Kritik zum Konzert am 28. November 2008


Erschienen in den Dresdner Neusten Nachrichten am 2. Dezember 2008


Der Reiz der Möglichkeiten

elole-Klaviertrio im riesa efau

Mit der Relativitätstheorie musste die Annahme einer absoluten Zeit aufgegeben werden. Jeder Beobachter hat seine eigene Zeit. "Eigenzeit" war am Freitagabend das Konzertthema im Dachsaal des riesa efau. Das Thema wurde konsequent umgesetzt. Keine der ausgewählten Kompositionen hatte eine absolute Zeit, jeder der Interpreten des elole-Klaviertrios musste jeweils ein eigenes Zeitmaß finden. Auch sonst überließen die Partituren den Aufführenden zahlreiche Freiheiten. Das uraufgeführte "Spiel: seltsam attraktiv" von Michael Flade, das in vier Möglichkeiten in wechselnder Besetzung präsentiert wurde, verrät im Titel einen zweiten Schwerpunkt.

So wie in einem Spiel zwar die Spielregeln festgelegt sind, nicht aber das konkrete Spielgeschehen, so hatte Michael Flade in seiner Partitur zahlreiche Regeln für die Interpreten aufgestellt, nicht aber den konkreten Ablauf. Die Spieler ziehen von Klangfeld zu Klangfeld. Die zugehörige Live-Elektronik nahm nach von Michael Flade erstellten Regeln Töne und Geräusche aus dem Konzertsaal auf und verarbeitete sie nach weiteren Regeln.
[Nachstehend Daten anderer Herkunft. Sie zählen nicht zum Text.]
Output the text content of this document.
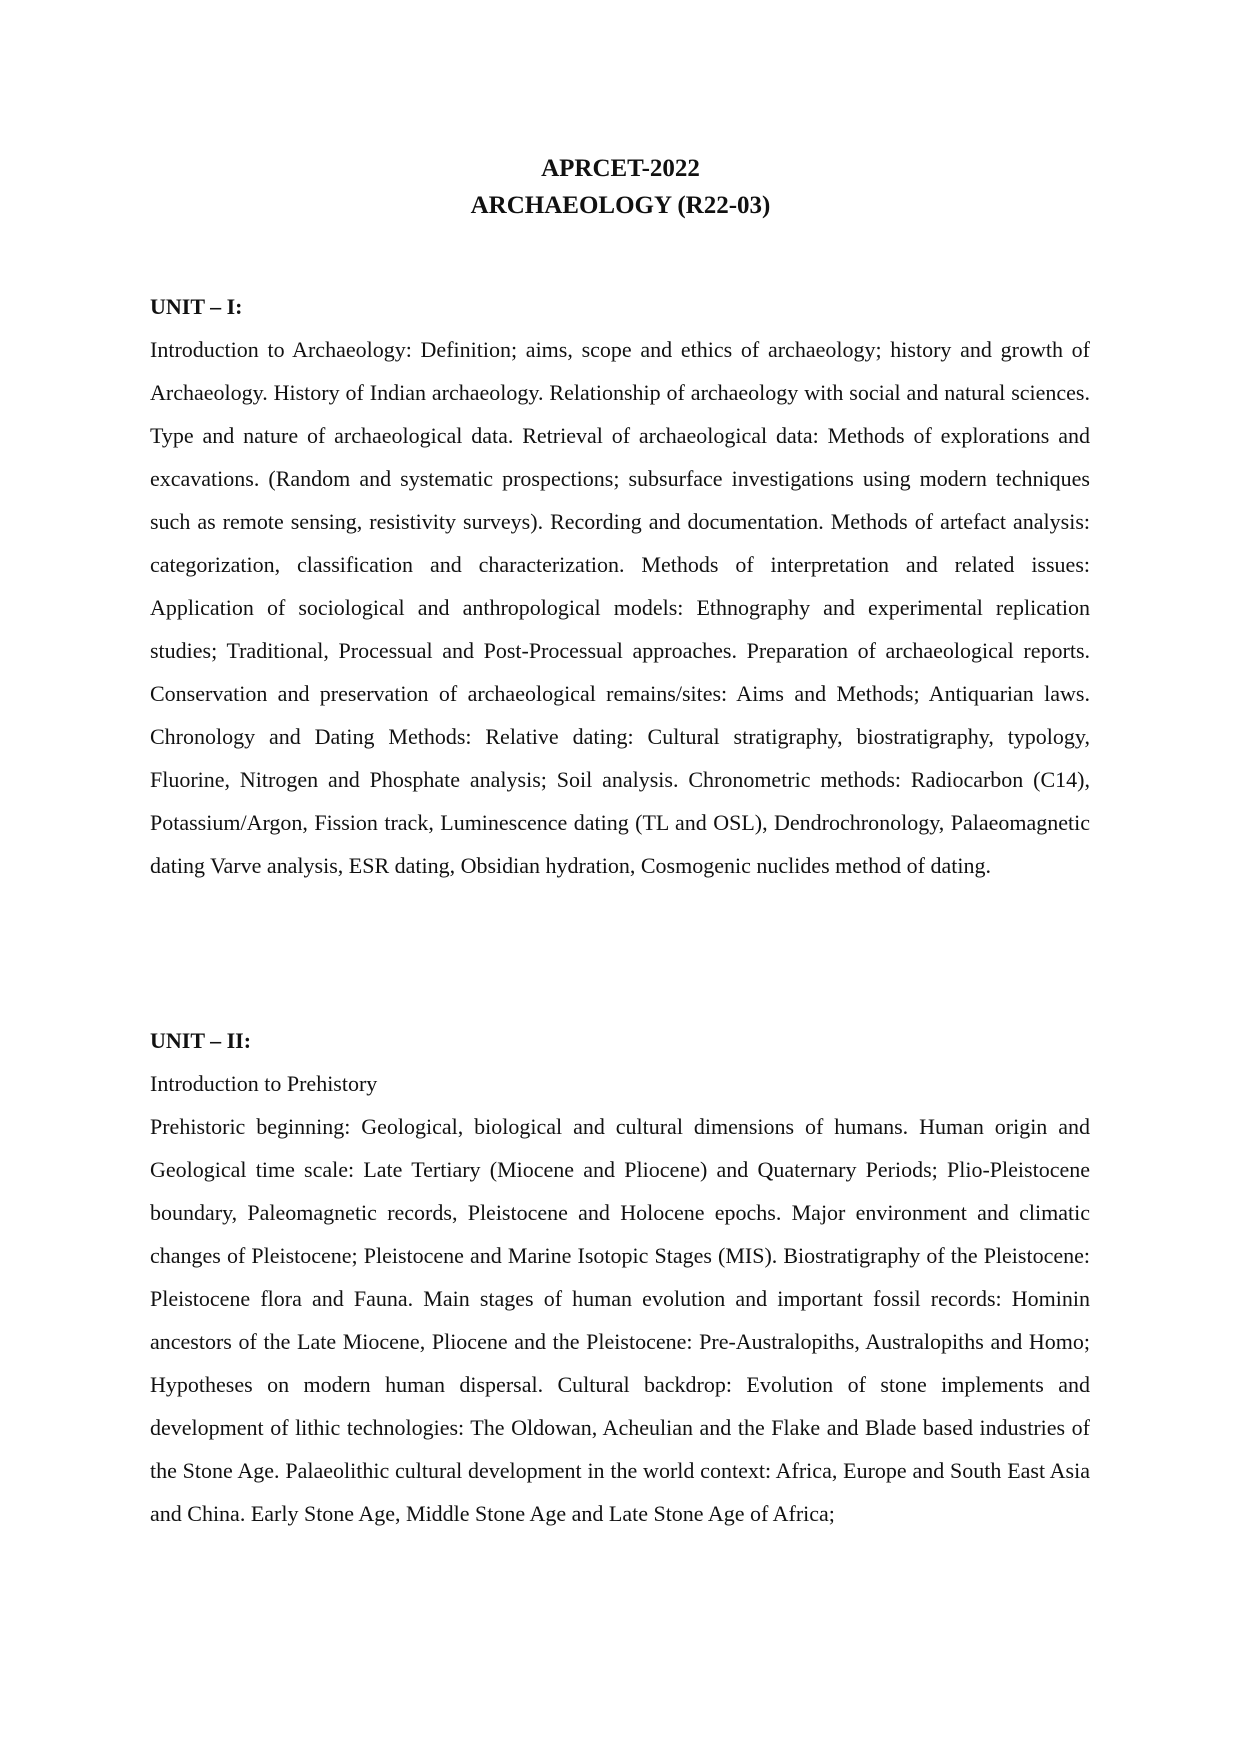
APRCET-2022
ARCHAEOLOGY (R22-03)

UNIT – I:

Introduction to Archaeology: Definition; aims, scope and ethics of archaeology; history and growth of Archaeology. History of Indian archaeology. Relationship of archaeology with social and natural sciences. Type and nature of archaeological data. Retrieval of archaeological data: Methods of explorations and excavations. (Random and systematic prospections; subsurface investigations using modern techniques such as remote sensing, resistivity surveys). Recording and documentation. Methods of artefact analysis: categorization, classification and characterization. Methods of interpretation and related issues: Application of sociological and anthropological models: Ethnography and experimental replication studies; Traditional, Processual and Post-Processual approaches. Preparation of archaeological reports. Conservation and preservation of archaeological remains/sites: Aims and Methods; Antiquarian laws. Chronology and Dating Methods: Relative dating: Cultural stratigraphy, biostratigraphy, typology, Fluorine, Nitrogen and Phosphate analysis; Soil analysis. Chronometric methods: Radiocarbon (C14), Potassium/Argon, Fission track, Luminescence dating (TL and OSL), Dendrochronology, Palaeomagnetic dating Varve analysis, ESR dating, Obsidian hydration, Cosmogenic nuclides method of dating.

UNIT – II:

Introduction to Prehistory

Prehistoric beginning: Geological, biological and cultural dimensions of humans. Human origin and Geological time scale: Late Tertiary (Miocene and Pliocene) and Quaternary Periods; Plio-Pleistocene boundary, Paleomagnetic records, Pleistocene and Holocene epochs. Major environment and climatic changes of Pleistocene; Pleistocene and Marine Isotopic Stages (MIS). Biostratigraphy of the Pleistocene: Pleistocene flora and Fauna. Main stages of human evolution and important fossil records: Hominin ancestors of the Late Miocene, Pliocene and the Pleistocene: Pre-Australopiths, Australopiths and Homo; Hypotheses on modern human dispersal. Cultural backdrop: Evolution of stone implements and development of lithic technologies: The Oldowan, Acheulian and the Flake and Blade based industries of the Stone Age. Palaeolithic cultural development in the world context: Africa, Europe and South East Asia and China. Early Stone Age, Middle Stone Age and Late Stone Age of Africa;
Auch hier war das letztendliche Ergebnis nicht vorbestimmt. Das Hören erinnert an den Blick eines Physikers ins Universum: bemerkenswerte Phänomene, an deren Schönheit man sich berauschen kann, doch die grundlegende Regel ohne Partitur zu finden, ist aussichtslos.
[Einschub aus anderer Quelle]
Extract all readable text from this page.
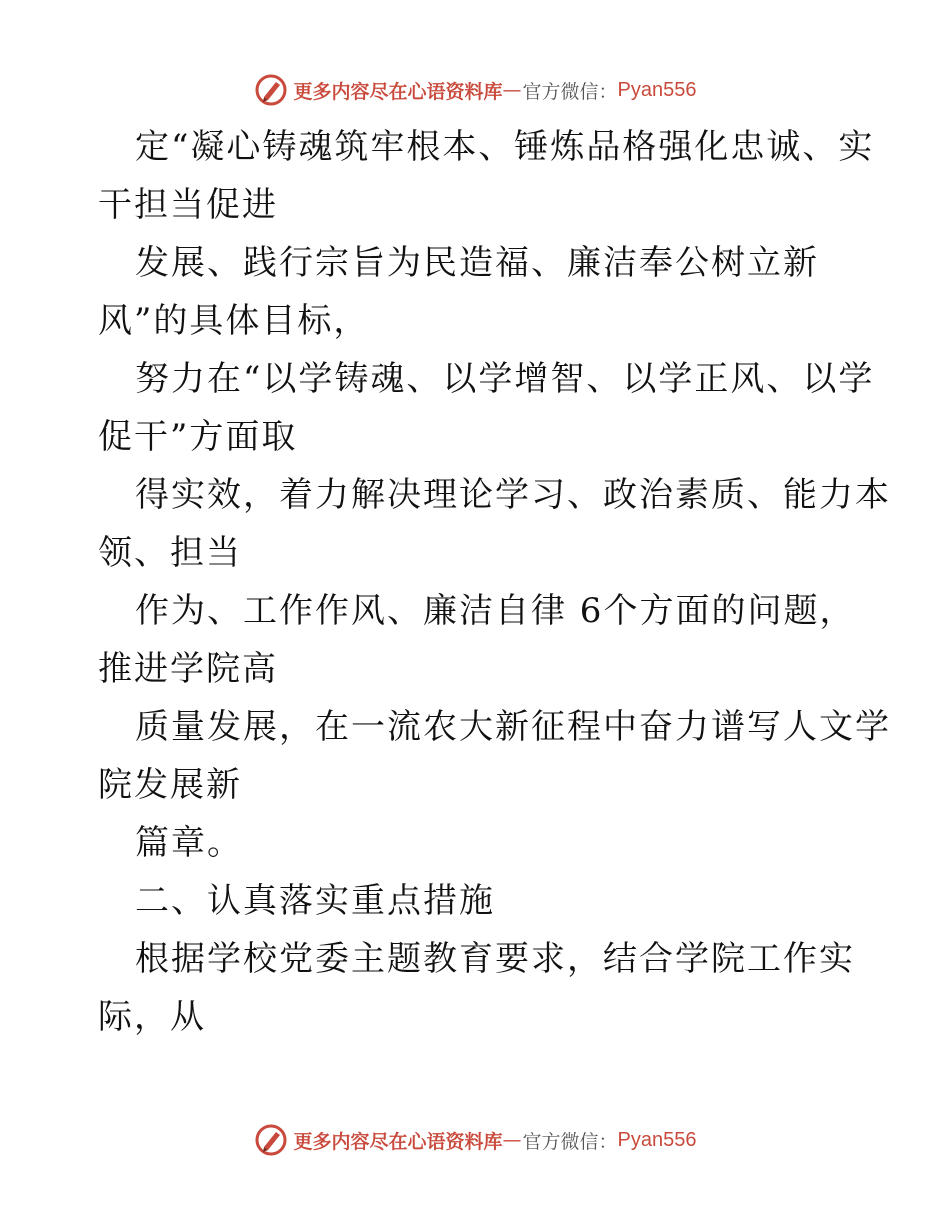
更多内容尽在心语资料库 — 官方微信： Pyan556
定“凝心铸魂筑牢根本、锤炼品格强化忠诚、实
干担当促进
发展、践行宗旨为民造福、廉洁奉公树立新
风”的具体目标，
努力在“以学铸魂、以学增智、以学正风、以学
促干”方面取
得实效，着力解决理论学习、政治素质、能力本
领、担当
作为、工作作风、廉洁自律 6个方面的问题，
推进学院高
质量发展，在一流农大新征程中奋力谱写人文学
院发展新
篇章。
二、认真落实重点措施
根据学校党委主题教育要求，结合学院工作实
际，从
更多内容尽在心语资料库 — 官方微信： Pyan556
Das gilt auch, in unterschiedlichen Maß, für die übrigen Werke des Abends. Morton Feldman verzichtete mit "Durations 2" (1960) auf eine genaue Notierung der Dauern der Klänge. Christian Wolff gibt mit "Duo for Violinist and Pianist" (1961) und "Tilbury 4" (1970/1993) nicht zu viele Töne vor und überlässt es seinen Regeln und den Interpreten, daraus Musik zu machen. Beat Furrer mit "Retour an Dich" (1986) und Juliane Klein mit "Aus der Wand die Rinne (1/2/10)" (1996/2006) haben bis auf die genaue zeitliche Koordination alles ausnotiert. Bei Juliane Klein wurde Michael Flade auch zum Interpreten, hat er doch ihre Notation des elektronischen Teils, die kein Klangmaterial vorgibt, in Musik verwandelt.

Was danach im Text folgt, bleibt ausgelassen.